The first category consists of some type of berms or fiber-based “curtains” moored on the seabed around the feet of ice shelves, which would prevent warm water from undermining them. From preliminary studies, the engineering required is less than you might think. For example, the Thwaites Glacier in Antarctica might require as little as 50 miles of seabed nets and curtains to make a difference.
The other major category of intervention is trying to slow the flow of streams that carry meltwater off the ice sheets. As an ice sheet melts, streams form and carry that melting water to the sea; the hypothesis is that reducing the amount of that water would cause the ice stream to freeze up and halt melting. One way to reduce the flow might be to drill holes down to the glacier bed—to either drain water from below the ice before it affects the glacier, or to try to artificially freeze the glacier bed.

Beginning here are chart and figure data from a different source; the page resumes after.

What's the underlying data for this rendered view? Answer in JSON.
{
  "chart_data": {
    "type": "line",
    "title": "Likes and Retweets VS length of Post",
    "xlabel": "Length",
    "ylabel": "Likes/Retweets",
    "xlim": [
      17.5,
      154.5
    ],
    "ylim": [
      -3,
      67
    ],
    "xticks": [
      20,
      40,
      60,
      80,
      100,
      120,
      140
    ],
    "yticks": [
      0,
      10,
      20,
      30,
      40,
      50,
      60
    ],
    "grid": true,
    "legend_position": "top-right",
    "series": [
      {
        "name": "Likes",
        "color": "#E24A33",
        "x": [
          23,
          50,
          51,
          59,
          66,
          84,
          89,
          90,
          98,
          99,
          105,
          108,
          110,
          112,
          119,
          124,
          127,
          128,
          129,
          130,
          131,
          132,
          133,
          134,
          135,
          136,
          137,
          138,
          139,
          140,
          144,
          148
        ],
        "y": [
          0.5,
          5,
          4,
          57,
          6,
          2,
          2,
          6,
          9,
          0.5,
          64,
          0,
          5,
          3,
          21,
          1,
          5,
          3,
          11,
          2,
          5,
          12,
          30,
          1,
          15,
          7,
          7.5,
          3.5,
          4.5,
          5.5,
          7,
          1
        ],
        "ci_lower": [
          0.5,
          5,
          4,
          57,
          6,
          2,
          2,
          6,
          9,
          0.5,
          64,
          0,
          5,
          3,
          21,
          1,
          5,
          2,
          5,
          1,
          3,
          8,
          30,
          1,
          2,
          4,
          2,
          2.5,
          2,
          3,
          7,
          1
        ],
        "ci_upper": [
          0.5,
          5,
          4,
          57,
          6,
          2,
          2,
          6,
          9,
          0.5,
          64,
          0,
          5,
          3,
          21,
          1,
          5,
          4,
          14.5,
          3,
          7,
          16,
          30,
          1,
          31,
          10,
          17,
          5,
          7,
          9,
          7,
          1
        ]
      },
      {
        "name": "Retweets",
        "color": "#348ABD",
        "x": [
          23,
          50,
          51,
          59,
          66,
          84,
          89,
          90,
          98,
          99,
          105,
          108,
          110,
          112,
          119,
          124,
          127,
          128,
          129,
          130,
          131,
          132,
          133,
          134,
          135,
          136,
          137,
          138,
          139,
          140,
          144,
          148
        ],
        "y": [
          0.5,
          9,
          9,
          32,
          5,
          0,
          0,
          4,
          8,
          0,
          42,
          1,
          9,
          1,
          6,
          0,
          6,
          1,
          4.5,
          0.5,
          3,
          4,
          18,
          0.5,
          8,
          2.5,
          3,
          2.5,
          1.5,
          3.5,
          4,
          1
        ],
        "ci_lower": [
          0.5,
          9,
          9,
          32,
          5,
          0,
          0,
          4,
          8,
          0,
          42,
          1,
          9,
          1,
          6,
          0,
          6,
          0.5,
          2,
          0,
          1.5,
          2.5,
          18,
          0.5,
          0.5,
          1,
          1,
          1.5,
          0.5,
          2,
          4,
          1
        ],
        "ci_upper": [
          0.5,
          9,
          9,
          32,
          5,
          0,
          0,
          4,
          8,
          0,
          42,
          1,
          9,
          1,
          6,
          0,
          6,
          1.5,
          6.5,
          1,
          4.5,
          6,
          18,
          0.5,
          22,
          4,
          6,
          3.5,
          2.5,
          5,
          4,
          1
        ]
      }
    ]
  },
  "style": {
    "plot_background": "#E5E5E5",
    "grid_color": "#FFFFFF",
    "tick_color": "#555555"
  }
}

However, both the benefits and drawbacks remain unclear for those two sets of approaches, say the scientists. It’s possible that seawalls could simply deflect warm water to nearby ice shelves, and that the installation would disrupt the lives of local people and marine animals and plants. Meanwhile, the drilling approach might be less harmful to ecosystems, but it would require a lot of engineering under harsh conditions and might also be less effective. So, while glacial geoengineering comes with substantial risks and is only a potential complement to—not a solution for—aggressive emissions reductions, the scientific community broadly agrees that research into geoengineering options to buy time is warranted.

Every glacier is tied to a place, a story and the people who will feel its loss.
Grief is dissipating
There is a grief connected to vanishing things. And it’s a valid anguish, I think.
Whether it’s for environmental loss, health, people, pets or sentimental objects, the pain of impermanence is felt deeply in the heart. Sometimes we can find catharsis in surrendering to the sorrow, and sometimes we’re able to find it in memories.
That’s why I loved learning about the Global Glacier Casualty List, which documents the names and histories of glaciers that have already disappeared, including the Birch Glacier and the Pizol Glacier. Every glacier is tied to a place, a story and the people who feel its loss. The Global Glacier Casualty List succeeds in both asking us to protect the glaciers that remain—and to keep alive the memory of those that are gone.